Такого напряженного отношения нет. Может быть, в большей степени, чем Бродский, я попросту воспринимаю литературу как служение. С одной стороны, я всегда помню его же строчку: "Искусство есть искусство есть искусство..." [0:163/I:435], а с другой — я все-таки воспринимаю искусство как служение, и служение каким-то более конкретным вещам, чем те, которые волнуют его. Таким вещам, которые всегда были для русского поэта традиционны, например, я гораздо в большей степени, чем он, ушиблен тем, что пала Россия. Если Бродского можно назвать Иовом, взывающим вообще на обломках духовной цивилизации конца XX века, то я скорее конкретный Иов по России. Мои вопрошания к Творцу связаны именно с моим отечеством.
Отечество для меня — это не просто одна шестая земного шара[296]
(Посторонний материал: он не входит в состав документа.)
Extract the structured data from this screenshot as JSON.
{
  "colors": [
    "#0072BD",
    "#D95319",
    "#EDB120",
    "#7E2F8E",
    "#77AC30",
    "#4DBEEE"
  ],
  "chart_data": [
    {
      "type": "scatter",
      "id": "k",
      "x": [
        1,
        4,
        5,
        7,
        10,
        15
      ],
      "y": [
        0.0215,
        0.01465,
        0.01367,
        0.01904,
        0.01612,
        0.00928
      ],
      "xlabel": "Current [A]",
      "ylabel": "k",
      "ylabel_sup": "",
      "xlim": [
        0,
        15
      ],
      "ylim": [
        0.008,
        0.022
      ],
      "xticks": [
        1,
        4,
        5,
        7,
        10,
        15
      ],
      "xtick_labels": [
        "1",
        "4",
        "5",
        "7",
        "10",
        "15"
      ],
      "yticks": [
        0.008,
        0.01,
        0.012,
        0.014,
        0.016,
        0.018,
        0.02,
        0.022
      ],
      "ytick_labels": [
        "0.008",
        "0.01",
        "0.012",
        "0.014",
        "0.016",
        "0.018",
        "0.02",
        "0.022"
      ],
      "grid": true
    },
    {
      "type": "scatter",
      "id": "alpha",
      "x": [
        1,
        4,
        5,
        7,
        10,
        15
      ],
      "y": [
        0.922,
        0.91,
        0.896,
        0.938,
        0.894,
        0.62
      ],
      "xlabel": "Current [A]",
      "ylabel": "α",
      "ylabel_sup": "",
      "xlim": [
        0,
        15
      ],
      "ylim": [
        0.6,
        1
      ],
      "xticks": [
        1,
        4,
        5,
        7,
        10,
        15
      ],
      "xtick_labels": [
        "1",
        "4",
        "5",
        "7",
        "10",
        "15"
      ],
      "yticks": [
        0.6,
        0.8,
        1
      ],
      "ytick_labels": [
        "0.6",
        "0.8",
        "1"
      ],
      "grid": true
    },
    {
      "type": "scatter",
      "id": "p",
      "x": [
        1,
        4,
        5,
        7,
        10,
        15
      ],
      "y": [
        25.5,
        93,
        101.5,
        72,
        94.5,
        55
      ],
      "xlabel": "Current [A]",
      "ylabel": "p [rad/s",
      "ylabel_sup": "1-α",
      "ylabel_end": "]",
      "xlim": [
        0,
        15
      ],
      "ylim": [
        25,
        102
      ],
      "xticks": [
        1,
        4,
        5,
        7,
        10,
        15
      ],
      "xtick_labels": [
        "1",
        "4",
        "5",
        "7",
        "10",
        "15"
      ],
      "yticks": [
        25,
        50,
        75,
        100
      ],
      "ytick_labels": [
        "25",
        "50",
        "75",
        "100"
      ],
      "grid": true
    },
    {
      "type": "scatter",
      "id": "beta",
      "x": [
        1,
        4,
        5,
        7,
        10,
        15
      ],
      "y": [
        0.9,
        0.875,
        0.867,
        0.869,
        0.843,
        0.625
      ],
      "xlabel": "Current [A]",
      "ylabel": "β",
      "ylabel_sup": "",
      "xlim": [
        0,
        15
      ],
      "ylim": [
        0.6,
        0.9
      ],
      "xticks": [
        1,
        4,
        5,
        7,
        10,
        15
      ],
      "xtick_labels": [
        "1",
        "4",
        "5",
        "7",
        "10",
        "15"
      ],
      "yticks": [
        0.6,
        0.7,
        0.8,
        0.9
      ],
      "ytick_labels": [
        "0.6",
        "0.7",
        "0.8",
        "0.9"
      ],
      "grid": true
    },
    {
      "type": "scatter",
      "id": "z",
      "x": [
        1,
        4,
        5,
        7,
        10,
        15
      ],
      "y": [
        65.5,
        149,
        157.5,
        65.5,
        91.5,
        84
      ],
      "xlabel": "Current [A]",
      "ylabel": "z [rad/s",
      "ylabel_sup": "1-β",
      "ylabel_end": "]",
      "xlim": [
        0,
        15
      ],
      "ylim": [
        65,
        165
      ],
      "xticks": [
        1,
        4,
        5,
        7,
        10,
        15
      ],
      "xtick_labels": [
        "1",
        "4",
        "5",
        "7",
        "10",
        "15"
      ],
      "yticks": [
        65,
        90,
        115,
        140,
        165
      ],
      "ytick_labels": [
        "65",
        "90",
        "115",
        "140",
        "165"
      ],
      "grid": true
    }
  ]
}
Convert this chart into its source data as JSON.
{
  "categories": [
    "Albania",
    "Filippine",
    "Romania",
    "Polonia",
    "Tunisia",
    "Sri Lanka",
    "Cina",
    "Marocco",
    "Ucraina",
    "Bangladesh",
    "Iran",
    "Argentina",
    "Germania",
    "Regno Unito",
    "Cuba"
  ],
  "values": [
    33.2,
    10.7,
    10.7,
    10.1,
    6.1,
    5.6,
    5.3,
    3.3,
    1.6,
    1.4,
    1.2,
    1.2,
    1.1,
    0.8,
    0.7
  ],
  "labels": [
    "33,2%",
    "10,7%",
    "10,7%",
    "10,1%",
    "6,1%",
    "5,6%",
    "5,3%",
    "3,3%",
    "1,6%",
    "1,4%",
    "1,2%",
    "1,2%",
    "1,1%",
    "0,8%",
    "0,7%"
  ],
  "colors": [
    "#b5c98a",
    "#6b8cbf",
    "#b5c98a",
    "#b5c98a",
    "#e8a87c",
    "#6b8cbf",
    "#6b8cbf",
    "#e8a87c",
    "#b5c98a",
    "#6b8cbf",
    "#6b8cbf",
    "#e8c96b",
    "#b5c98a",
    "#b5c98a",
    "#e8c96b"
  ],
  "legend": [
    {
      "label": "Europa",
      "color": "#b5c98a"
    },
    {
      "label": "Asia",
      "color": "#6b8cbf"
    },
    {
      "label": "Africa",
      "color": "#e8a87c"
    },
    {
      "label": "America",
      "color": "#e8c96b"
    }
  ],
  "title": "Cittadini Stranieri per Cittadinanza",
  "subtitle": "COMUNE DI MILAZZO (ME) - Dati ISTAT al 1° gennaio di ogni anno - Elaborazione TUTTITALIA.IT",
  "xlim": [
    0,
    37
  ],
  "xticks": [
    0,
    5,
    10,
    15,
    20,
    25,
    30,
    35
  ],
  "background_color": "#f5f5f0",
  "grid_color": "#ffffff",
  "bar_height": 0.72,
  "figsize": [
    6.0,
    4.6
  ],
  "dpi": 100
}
. Бродский смотрит на все более общо. В своем предисловии к моей книжке Бродский сказал, что лирическому герою Кублановского не хватает "того отвращения к себе, без которого он не слишком убедителен"[297]. Я считаю, что это как раз фраза гордеца. Тот, кто чувствует себя творением Божьим, не испытывает к себе ни чрезмерной любви, ни чрезмерного отвращения. Я — одна из Божьих тварей и нахожусь в органике бытия. Испытывать к себе "секуляризированное" отвращение — это оборотная сторона атеизма и гордыни.Тут есть разный уровень: язык и язык. Ведь Бродский чем превосходен? Язык его поэтический таков, что преобразил повествовательную ткань русской поэзии. Если взять такую провинциальную, условно говоря, традицию русской поэзии, как, допустим, поэзия Твардовского, от которой скулы сводит, то эта традиция дала, увы, в советской поэзии тяжелые метастазы. Сейчас все советские поэты в той или иной степени пишут на языке Твардовского. И не только советские, но и Коржавин, скажем. Бродский превосходен тем, что его язык преображен, убрана зарифмованная повест- вовательность... Но когда он считает, что язык носит секуляризованный характер — это для меня просто неприемлемо, а "методологически" ложно. Он сравнил поэта с Жучкой, в капсуле языка летящей в пространстве. Когда он говорит о языке как о категории автономной, я это совершенно не понимаю. Для меня язык — это конкретное производное от родной земли, культуры, истории, от всех эманаций, благодаря которым он и возник. То есть я считаю, что язык — это не первичная вещь, а нечто, сформированное именно духовными эманациями отечества.
Меня удивляет, что присуждение Нобелевской премии некоторыми рассматривается как нечто сродное финишу. Пути достижения всего, "чего было достичь назначено", лежат совершенно в иной плоскости. Поэзия Бродского последних лет кажется мне механистичнее предыдущей. Но это, разумеется, мало связано с внешними обстоятельствами, скорее с кризисным, как я уже говорил, для любого поэта возрастом.